O Contributo Paroquial em Proença-a-Nova

 O Contributo Paroquial em Proença-a-Nova

O Contributo Paroquial é a partilha regular anual dos paroquianos para as despesas da sua paróquia.

No passado era denominado de “côngrua”. Era uma taxa/imposto fixo que se pagava ao padre para sua sustenção. Ainda hoje está enraizado este conceito de côngrua. Há pessoas que ainda perguntam «quanto é agora a côngrua?». Porém, o contributo paroquial não é uma taxa nem uma esmola é a participação dos paroquianos para o fundo paroquial que atende às necessidades da vida e missão da Igreja tendo vem vista o bem comum.

As necessidades da Igreja dividem em correntes e extraordinárias. As extraordinárias são aquelas que precisam de autorização do Bispo Diocesano e necessitam de financiamento especial (peditórios aos fiéis, subsídios de entidades públicas e privadas e empréstimos bancários) para obras de maior monta. As correntes são:

– gastos com o culto divino;
– caridade;
– sustento dos sacerdotes;
– salários e encargos sociais dos funcionários;
– formação;
– seguros;
– serviços e cartório (expediente, correio, telefone, etc.);
– custos de manutenção (limpeza, água, electricidade, gás, etc.);
– equipamentos;
– contributo para a Diocese.

Fundamento

  • No livro do Deuteronómio, Antigo Testamento, (Dt 14,22ss) apresenta a necessidade de pagar o dízimo sobre os produtos da terra.
  • Novo Testamento (Actos 4,32.34-35): «A multidão dos que haviam abraçado a fé tinha um só coração e uma só alma. Ninguém chamava seu ao que lhe pertencia, mas entre eles tudo era comum. Entre eles não havia ninguém necessitado, pois todos os que possuíam terras ou casas, vendiam-nas, traziam o produto da venda e depositavam-no aos pés dos Apóstolos.
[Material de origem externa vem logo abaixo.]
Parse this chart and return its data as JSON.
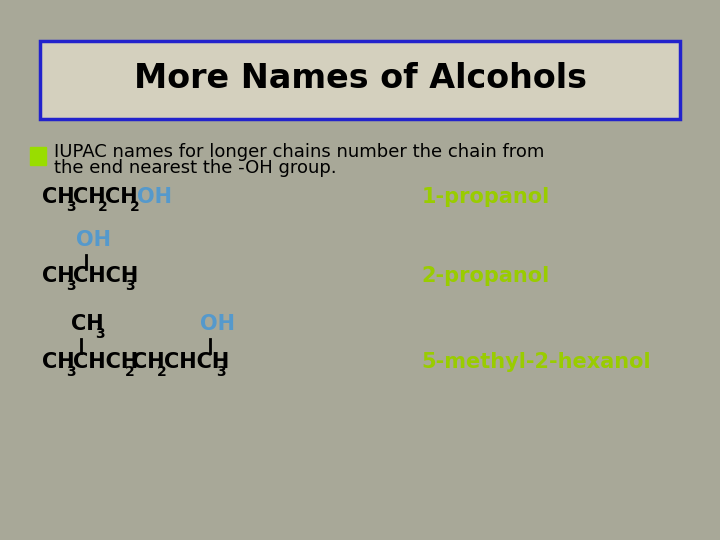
{
  "title": "More Names of Alcohols",
  "background_color": "#a8a898",
  "title_box_color": "#d4d0be",
  "title_box_border": "#2222cc",
  "title_color": "#000000",
  "bullet_color": "#99dd00",
  "text_color": "#000000",
  "green_label_color": "#99cc00",
  "blue_oh_color": "#5599cc",
  "label1": "1-propanol",
  "label2": "2-propanol",
  "label3": "5-methyl-2-hexanol"
}
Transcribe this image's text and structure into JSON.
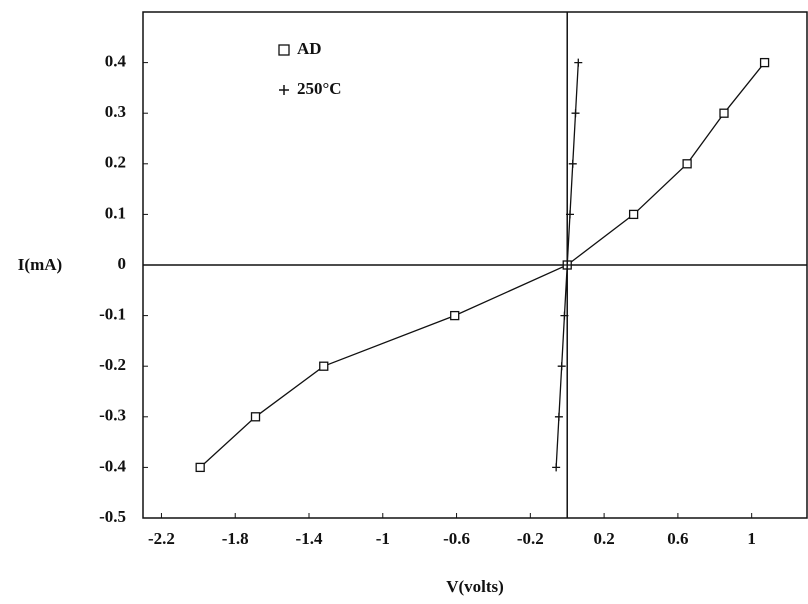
{
  "chart_data": {
    "type": "line",
    "xlabel": "V(volts)",
    "ylabel": "I(mA)",
    "xlim": [
      -2.3,
      1.3
    ],
    "ylim": [
      -0.5,
      0.5
    ],
    "xticks": [
      -2.2,
      -1.8,
      -1.4,
      -1,
      -0.6,
      -0.2,
      0.2,
      0.6,
      1
    ],
    "yticks": [
      -0.5,
      -0.4,
      -0.3,
      -0.2,
      -0.1,
      0,
      0.1,
      0.2,
      0.3,
      0.4
    ],
    "grid": false,
    "legend": "upper left",
    "series": [
      {
        "name": "AD",
        "marker": "square",
        "color": "#111111",
        "x": [
          -1.99,
          -1.69,
          -1.32,
          -0.61,
          0,
          0.36,
          0.65,
          0.85,
          1.07
        ],
        "values": [
          -0.4,
          -0.3,
          -0.2,
          -0.1,
          0,
          0.1,
          0.2,
          0.3,
          0.4
        ]
      },
      {
        "name": "250°C",
        "marker": "plus",
        "color": "#111111",
        "x": [
          -0.06,
          -0.045,
          -0.03,
          -0.015,
          0,
          0.015,
          0.03,
          0.045,
          0.06
        ],
        "values": [
          -0.4,
          -0.3,
          -0.2,
          -0.1,
          0,
          0.1,
          0.2,
          0.3,
          0.4
        ]
      }
    ]
  }
}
Distribuía-se, então, a cada um conforme a necessidade que tivesse.»
  • O quinto mandamento da Igreja: «contribuir para as despesas do culto e para a sustentação do clero segundo os legítimos usos e costumes e as deter­minações da Igreja»
  • Catecismo da Igreja Católica, n. 2043: «prover às necessidades da Igreja de forma que ela possa dispor do necessário para o culto divino, para as obras apostólicas e de caridade e para a honesta sustentação dos seus ministros»
  • Instrução da Congregação do Clero, A conversão pastoral da comunidade paroquial a serviço da missão evangelizadora da Igreja, de 29 de junho de 2020: «revela-se importante a obra de sensibilização dos fiéis, para que contribuam livremente às necessidades da paróquia, que são “coisa sua” e da qual é bom que aprendam espontaneamente a ter cuidado.»

Com quanto devo contribuir?

Cada um há-de contribuir de acordo com a sua consciência e possibilidades. Só Deus conhece bem o valor real de cada oferta (Cf. Lc 21,1-4: a oferta da viúva pobre). No entanto, a referência monetária é o equivalente a um dia de trabalho.

Como contribuir?

Poderá fazê-lo diretamente nos serviços ou com os tesoureiros da Paróquia a que pertence, por correio ou transferência bancária.

Posso obter benefício fiscal?

Sim. O Governo Português permite que o contributo paroquial seja feito em conceito de donativo e tem efeitos fiscais em sede de IRS sempre que se peça o comprovativo de donativo com o Número de Identificação Fiscal (NIF).

Quanto periodicidade …?

O contributo paroquial, normalmente, é feito de uma só vez e, na unidade pastoral de Proença-a-Nova e Peral, no início do ano civil (janeiro/fevereiro). Poderá ser feito de forma faseada e ao longo do ano segundo as necessidades e prioridades de quem contribui.

Como começar a contribuir?

Para contribuir basta dirigir-se aos serviços paroquiais, preencher a ficha de inscrição e partilhar.